The government has extended its Foreign Trade Regulation Act – which previously covered the defence industry and cyber-security matters – to critical infrastructure sectors including energy, water, telecoms, transport and financial services.
The new measures will allow the German government to scrutinise acquisitions from outside the European Union for up to four months, up from the previous two, when buying at least 25 percent of a company. The law will also clamp down on those foreign investors seeking to avoid such inspection through indirect acquisitions by establishing companies inside the EU.
While the effect this might have on British inward investment into German infrastructure is unclear at this stage, countries in the European Free Trade Association – Iceland, Liechtenstein, Norway, and Switzerland – will not be subject to the new regulations. Germany has launched an initiative alongside France and Italy to extend similar measures across the EU.

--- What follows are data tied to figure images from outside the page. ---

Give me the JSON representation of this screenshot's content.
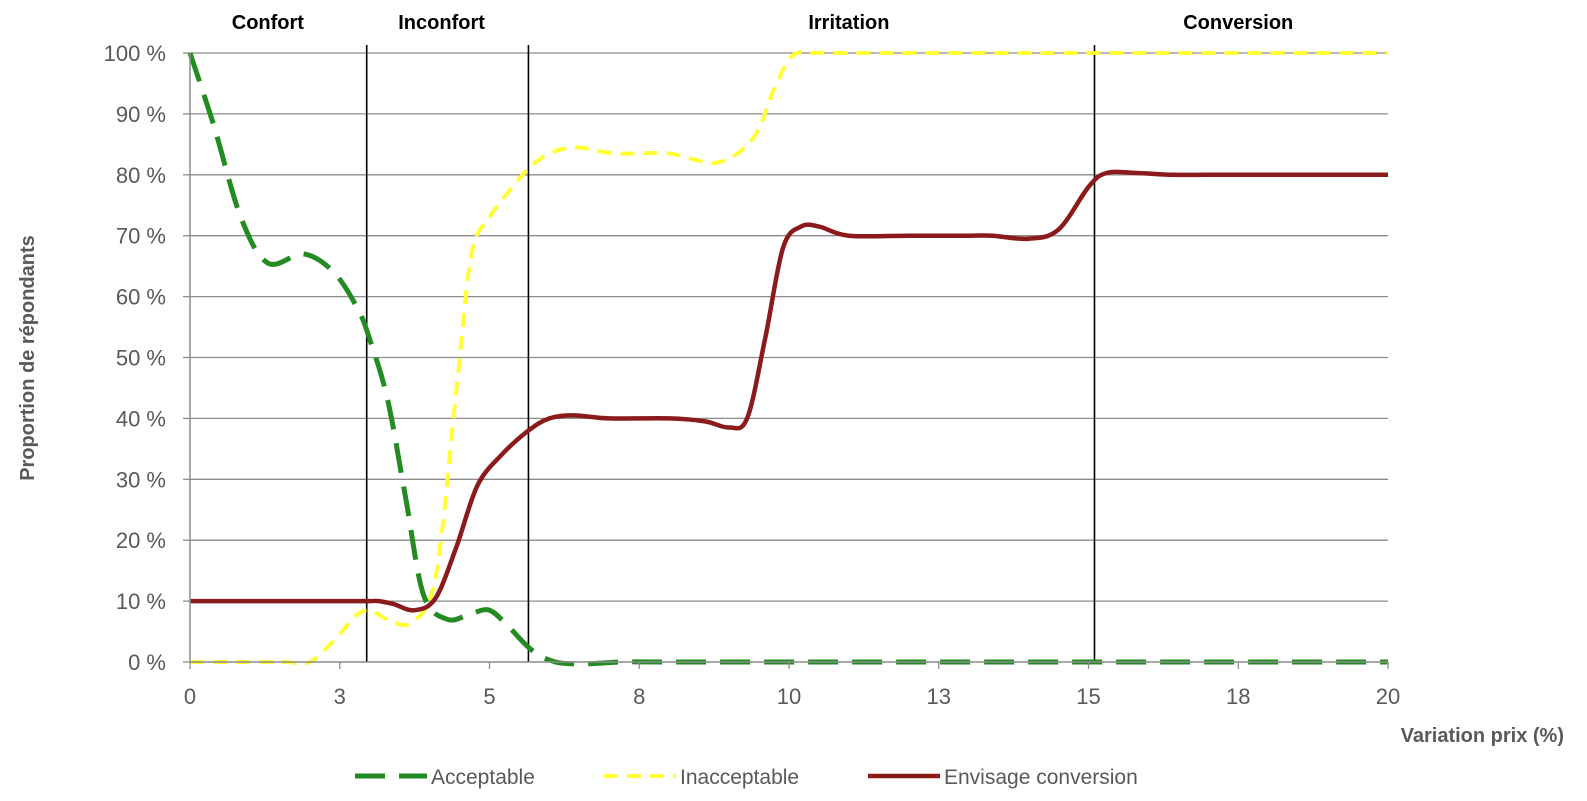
{
  "chart_data": {
    "type": "line",
    "xlabel": "Variation prix (%)",
    "ylabel": "Proportion de répondants",
    "xlim": [
      0,
      20
    ],
    "ylim": [
      0,
      100
    ],
    "x_tick_values": [
      0,
      2.5,
      5,
      7.5,
      10,
      12.5,
      15,
      17.5,
      20
    ],
    "x_tick_labels": [
      "0",
      "3",
      "5",
      "8",
      "10",
      "13",
      "15",
      "18",
      "20"
    ],
    "y_tick_values": [
      0,
      10,
      20,
      30,
      40,
      50,
      60,
      70,
      80,
      90,
      100
    ],
    "y_tick_labels": [
      "0 %",
      "10 %",
      "20 %",
      "30 %",
      "40 %",
      "50 %",
      "60 %",
      "70 %",
      "80 %",
      "90 %",
      "100 %"
    ],
    "grid": true,
    "zones": [
      {
        "label": "Confort",
        "x_center": 1.3
      },
      {
        "label": "Inconfort",
        "x_center": 4.2
      },
      {
        "label": "Irritation",
        "x_center": 11.0
      },
      {
        "label": "Conversion",
        "x_center": 17.5
      }
    ],
    "vlines": [
      2.95,
      5.65,
      15.1
    ],
    "legend_position": "bottom",
    "series": [
      {
        "name": "Acceptable",
        "color": "#238b21",
        "style": "long-dash",
        "x": [
          0,
          0.4,
          0.85,
          1.3,
          1.9,
          2.4,
          2.8,
          3.0,
          3.3,
          3.6,
          3.9,
          4.3,
          4.7,
          5.0,
          5.3,
          5.7,
          6.1,
          6.6,
          7.2,
          8,
          10,
          12,
          14,
          16,
          18,
          20
        ],
        "values": [
          100,
          88,
          73,
          65.5,
          67,
          64,
          58,
          53,
          43,
          27,
          11,
          7,
          8,
          8.5,
          6,
          2,
          0,
          -0.3,
          0,
          0,
          0,
          0,
          0,
          0,
          0,
          0
        ]
      },
      {
        "name": "Inacceptable",
        "color": "#ffff33",
        "style": "short-dash",
        "x": [
          0,
          0.6,
          1.2,
          1.6,
          2.0,
          2.45,
          2.75,
          3.0,
          3.3,
          3.7,
          4.1,
          4.45,
          4.7,
          5.0,
          5.3,
          5.65,
          6.0,
          6.45,
          7.1,
          8.0,
          8.8,
          9.4,
          9.75,
          10.05,
          10.4,
          11.0,
          12,
          14,
          16,
          18,
          20
        ],
        "values": [
          0,
          0,
          0,
          0,
          0,
          4,
          7.5,
          8.5,
          7,
          6.5,
          14,
          45,
          67,
          73,
          77,
          81,
          83.5,
          84.5,
          83.5,
          83.5,
          82,
          86,
          94,
          99.5,
          100,
          100,
          100,
          100,
          100,
          100,
          100
        ]
      },
      {
        "name": "Envisage conversion",
        "color": "#8b1a1a",
        "style": "solid",
        "x": [
          0,
          1.0,
          2.0,
          2.5,
          3.0,
          3.15,
          3.4,
          3.75,
          4.1,
          4.45,
          4.8,
          5.2,
          5.65,
          6.0,
          6.4,
          7.0,
          8.0,
          8.6,
          9.0,
          9.3,
          9.6,
          9.9,
          10.2,
          10.5,
          11.0,
          12.0,
          13.0,
          13.4,
          14.0,
          14.5,
          15.0,
          15.3,
          15.8,
          16.4,
          17,
          18,
          19,
          20
        ],
        "values": [
          10,
          10,
          10,
          10,
          10,
          10,
          9.5,
          8.5,
          10.5,
          19,
          29,
          34,
          38,
          40,
          40.5,
          40,
          40,
          39.5,
          38.5,
          40,
          53,
          68,
          71.5,
          71.5,
          70,
          70,
          70,
          70,
          69.5,
          71,
          78,
          80.3,
          80.3,
          80,
          80,
          80,
          80,
          80
        ]
      }
    ]
  }
}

“Over the last few years, company acquisitions have increased significantly in number and complexity,” said Brigitte Zypries, Federal Minister for Economic Affairs and Energy. “Our existing test instruments must react to this. That is why we broadened the scope of sector-specific testing and included certain critical infrastructures. We remain one of the most open economies in the world, but we also pay attention to fair conditions of competition.”
While Zypries did not specify any countries that may have prompted the rule change, it is believed to be connected to the widespread public concern generated last year by the acquisition of Kuka, the German robot manufacturer, by China-based Midea.

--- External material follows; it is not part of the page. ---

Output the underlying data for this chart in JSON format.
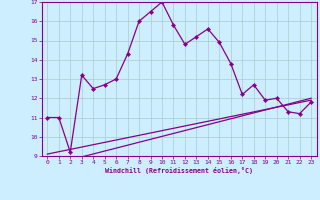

“We owe this to our companies,” Zypries added. “They often compete with countries whose economic order is not as open as ours. In the future, reporting requirements and sufficient testing intervals will ensure critical protection and reciprocity for critical infrastructure companies.”
The Federation of German Industry criticised the measures, saying it makes Germany a less attractive investment location. However, while the German Chamber of Industry and Commerce said that “open borders, protection of property and freedom of capital are essential for our economy”, it understood the government is operating “in a difficult global economic situation”.
Shi Mingde, China’s ambassador to Germany, launched a stinging rebuke of the county’s protectionism in an article for German newspaper Faz last year, accusing it of closing its markets and arguing that it is “currently sending the wrong signals to China and to the outside world”.